Normalization of すみません and すいません differs
rsimmons opened this issue · 1 comments
Is this the right place to report linguistic issues with the dictionaries? Apologies if not.
Using Sudachi 0.4.3, the core dictionary version 20200722, and mode C, I noticed that すみません and すいません do not normalize to the same verb, and it seems like they should.
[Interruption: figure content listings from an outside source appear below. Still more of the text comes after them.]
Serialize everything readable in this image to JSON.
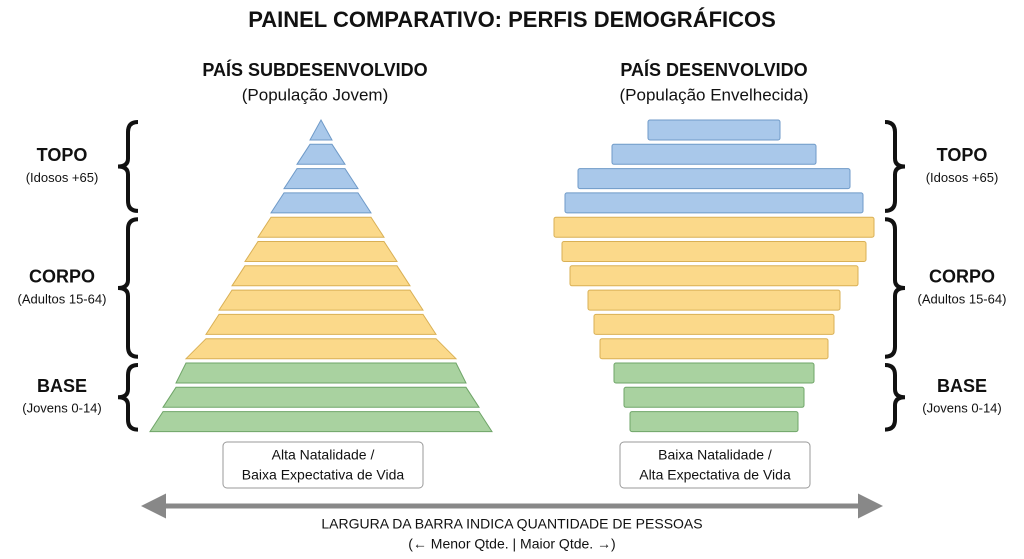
{
  "title": "PAINEL COMPARATIVO: PERFIS DEMOGRÁFICOS",
  "groups": [
    {
      "name": "TOPO",
      "detail": "(Idosos +65)",
      "color": "#a9c8ea",
      "stroke": "#6f9ac8"
    },
    {
      "name": "CORPO",
      "detail": "(Adultos 15-64)",
      "color": "#fbd98a",
      "stroke": "#d9b055"
    },
    {
      "name": "BASE",
      "detail": "(Jovens 0-14)",
      "color": "#a9d2a0",
      "stroke": "#6fa568"
    }
  ],
  "left": {
    "title": "PAÍS SUBDESENVOLVIDO",
    "subtitle": "(População Jovem)",
    "note": [
      "Alta Natalidade /",
      "Baixa Expectativa de Vida"
    ],
    "bars": [
      [
        22,
        48,
        74,
        100
      ],
      [
        126,
        152,
        178,
        204,
        230,
        270
      ],
      [
        290,
        316,
        342
      ]
    ]
  },
  "right": {
    "title": "PAÍS DESENVOLVIDO",
    "subtitle": "(População Envelhecida)",
    "note": [
      "Baixa Natalidade /",
      "Alta Expectativa de Vida"
    ],
    "bars": [
      [
        132,
        204,
        272,
        298
      ],
      [
        320,
        304,
        288,
        252,
        240,
        228
      ],
      [
        200,
        180,
        168
      ]
    ]
  },
  "footer": [
    "LARGURA DA BARRA INDICA QUANTIDADE DE PESSOAS",
    "(← Menor Qtde. | Maior Qtde. →)"
  ]
}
For すいません, the normalized verb is 済む, which seems correct:
すい 動詞,一般,*,*,五段-マ行,連用形-イ音便 済む
ませ 助動詞,*,*,*,助動詞-マス,未然形-一般 ます
ん 助動詞,*,*,*,助動詞-ヌ,終止形-撥音便 ず
For すみません, the normalized verb is すむ. It seems like it should be 済む also?
すみ 動詞,一般,*,*,五段-マ行,連用形-一般 すむ
ませ 助動詞,*,*,*,助動詞-マス,未然形-一般 ます
ん 助動詞,*,*,*,助動詞-ヌ,終止形-撥音便 ず
Thank you for asking about Sudachi Normalization.
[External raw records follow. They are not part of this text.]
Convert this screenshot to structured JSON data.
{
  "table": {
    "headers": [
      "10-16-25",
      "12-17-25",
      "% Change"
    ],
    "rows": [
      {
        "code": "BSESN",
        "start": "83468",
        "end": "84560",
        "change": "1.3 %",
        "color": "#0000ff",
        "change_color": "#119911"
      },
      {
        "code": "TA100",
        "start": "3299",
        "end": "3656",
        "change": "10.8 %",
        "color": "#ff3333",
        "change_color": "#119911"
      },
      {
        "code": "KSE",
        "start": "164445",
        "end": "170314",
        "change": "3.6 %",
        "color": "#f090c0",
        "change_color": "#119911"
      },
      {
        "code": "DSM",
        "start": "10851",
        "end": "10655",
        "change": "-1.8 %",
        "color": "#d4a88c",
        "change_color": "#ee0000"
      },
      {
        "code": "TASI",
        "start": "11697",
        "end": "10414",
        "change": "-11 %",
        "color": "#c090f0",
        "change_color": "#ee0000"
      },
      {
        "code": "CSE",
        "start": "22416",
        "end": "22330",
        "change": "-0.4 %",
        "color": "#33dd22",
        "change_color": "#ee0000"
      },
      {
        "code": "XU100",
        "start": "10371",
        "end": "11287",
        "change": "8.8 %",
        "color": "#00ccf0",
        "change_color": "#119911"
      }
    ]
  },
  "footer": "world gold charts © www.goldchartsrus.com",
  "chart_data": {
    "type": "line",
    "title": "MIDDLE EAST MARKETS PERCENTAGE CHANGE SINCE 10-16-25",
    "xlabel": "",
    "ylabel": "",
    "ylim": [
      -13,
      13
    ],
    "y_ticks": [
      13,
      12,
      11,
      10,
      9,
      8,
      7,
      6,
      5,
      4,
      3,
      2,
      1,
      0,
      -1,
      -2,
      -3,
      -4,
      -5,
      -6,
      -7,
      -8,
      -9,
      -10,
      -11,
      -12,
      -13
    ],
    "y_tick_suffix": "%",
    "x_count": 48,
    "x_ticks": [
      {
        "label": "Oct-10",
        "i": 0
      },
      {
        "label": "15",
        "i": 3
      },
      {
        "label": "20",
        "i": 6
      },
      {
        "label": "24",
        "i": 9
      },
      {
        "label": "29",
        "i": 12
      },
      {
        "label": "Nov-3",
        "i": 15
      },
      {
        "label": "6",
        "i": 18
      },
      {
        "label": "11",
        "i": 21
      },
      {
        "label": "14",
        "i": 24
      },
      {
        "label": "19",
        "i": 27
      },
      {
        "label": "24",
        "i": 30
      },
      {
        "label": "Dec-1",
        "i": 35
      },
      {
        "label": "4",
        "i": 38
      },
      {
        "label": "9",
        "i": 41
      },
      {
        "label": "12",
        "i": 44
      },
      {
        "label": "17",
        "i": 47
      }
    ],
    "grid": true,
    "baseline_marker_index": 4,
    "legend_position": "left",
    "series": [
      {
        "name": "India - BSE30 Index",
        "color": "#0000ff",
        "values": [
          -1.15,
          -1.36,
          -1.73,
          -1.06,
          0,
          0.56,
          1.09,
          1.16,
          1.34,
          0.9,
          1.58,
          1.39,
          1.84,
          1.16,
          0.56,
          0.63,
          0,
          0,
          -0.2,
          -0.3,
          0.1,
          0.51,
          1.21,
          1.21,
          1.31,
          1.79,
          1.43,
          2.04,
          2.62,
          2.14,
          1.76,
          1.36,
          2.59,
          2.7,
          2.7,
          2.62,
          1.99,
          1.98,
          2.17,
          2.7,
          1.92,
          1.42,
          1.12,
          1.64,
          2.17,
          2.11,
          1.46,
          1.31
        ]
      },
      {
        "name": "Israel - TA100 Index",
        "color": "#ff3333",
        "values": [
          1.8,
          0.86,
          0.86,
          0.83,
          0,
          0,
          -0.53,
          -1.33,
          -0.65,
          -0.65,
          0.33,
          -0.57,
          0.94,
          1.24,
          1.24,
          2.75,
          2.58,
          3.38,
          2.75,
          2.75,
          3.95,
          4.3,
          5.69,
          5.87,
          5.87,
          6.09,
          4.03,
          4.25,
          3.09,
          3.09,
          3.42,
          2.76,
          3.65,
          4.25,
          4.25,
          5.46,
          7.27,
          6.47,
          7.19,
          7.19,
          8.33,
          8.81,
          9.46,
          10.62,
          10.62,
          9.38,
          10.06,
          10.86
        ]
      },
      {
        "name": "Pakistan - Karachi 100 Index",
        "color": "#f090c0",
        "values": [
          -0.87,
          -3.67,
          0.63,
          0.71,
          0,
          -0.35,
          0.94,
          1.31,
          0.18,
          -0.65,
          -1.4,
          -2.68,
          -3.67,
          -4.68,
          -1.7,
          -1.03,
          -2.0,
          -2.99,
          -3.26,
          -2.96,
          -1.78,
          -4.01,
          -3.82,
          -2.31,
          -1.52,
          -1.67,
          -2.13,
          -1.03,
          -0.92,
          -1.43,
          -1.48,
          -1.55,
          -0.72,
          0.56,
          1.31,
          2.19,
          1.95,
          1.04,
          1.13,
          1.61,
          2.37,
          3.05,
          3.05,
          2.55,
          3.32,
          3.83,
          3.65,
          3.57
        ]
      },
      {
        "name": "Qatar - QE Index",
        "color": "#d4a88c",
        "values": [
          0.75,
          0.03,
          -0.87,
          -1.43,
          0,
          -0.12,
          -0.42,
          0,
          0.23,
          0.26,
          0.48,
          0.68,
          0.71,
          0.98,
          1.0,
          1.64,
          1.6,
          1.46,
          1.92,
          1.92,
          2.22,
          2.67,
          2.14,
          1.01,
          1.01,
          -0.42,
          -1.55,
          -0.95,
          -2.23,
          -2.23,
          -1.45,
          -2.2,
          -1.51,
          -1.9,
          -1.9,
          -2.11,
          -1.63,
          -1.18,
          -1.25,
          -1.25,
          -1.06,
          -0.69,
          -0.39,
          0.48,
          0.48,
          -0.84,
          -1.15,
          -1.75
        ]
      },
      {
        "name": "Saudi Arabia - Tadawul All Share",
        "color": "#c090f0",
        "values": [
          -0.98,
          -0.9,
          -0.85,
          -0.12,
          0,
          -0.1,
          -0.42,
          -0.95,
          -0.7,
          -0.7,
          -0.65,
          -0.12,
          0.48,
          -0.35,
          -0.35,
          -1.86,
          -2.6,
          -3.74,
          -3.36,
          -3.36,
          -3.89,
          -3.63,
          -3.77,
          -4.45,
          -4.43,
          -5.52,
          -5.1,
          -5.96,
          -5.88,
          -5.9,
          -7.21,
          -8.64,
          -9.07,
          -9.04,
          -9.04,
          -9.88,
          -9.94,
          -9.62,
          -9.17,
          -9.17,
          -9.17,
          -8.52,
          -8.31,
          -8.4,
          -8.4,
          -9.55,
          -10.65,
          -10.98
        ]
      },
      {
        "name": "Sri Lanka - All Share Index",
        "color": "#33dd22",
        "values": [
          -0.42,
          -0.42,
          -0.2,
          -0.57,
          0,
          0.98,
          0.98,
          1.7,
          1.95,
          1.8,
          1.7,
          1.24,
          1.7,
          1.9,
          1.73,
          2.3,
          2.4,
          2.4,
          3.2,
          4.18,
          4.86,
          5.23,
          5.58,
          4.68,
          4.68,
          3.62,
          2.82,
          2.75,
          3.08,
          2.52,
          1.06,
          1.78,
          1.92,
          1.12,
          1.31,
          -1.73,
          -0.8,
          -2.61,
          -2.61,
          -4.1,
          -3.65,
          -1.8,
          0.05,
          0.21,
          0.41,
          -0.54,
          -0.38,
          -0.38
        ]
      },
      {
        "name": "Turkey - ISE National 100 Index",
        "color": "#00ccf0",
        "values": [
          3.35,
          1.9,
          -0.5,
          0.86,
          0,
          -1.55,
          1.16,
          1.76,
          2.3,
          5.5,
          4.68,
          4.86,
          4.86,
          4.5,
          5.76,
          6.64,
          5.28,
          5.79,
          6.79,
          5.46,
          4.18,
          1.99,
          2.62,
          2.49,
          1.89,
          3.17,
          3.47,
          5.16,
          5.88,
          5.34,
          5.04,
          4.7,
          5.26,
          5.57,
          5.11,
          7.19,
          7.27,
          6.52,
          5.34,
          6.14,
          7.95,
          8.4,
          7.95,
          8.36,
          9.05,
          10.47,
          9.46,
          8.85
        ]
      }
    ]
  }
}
すみません could be 済みません , 住みません or 澄みません.
Sudachi does not normalize a word to any particular one if there is a possibility of other words.
すみ 動詞,一般,*,*,五段-マ行,連用形-一般 すむ
ませ 助動詞,*,*,*,助動詞-マス,未然形-一般 ます
ん 助動詞,*,*,*,助動詞-ヌ,終止形-撥音便 ず
Therefore, すみ(動詞,一般,,,五段-マ行,連用形-一般)is normalized to すむ is the correct behavior.
In the same way, すい(動詞,一般,,,五段-マ行,連用形-イ音便) should be normalized to すむ.
すい 動詞,一般,*,*,五段-マ行,連用形-イ音便 済む
ませ 助動詞,*,*,*,助動詞-マス,未然形-一般 ます
ん 助動詞,*,*,*,助動詞-ヌ,終止形-撥音便 ず
We will fix it in the next update.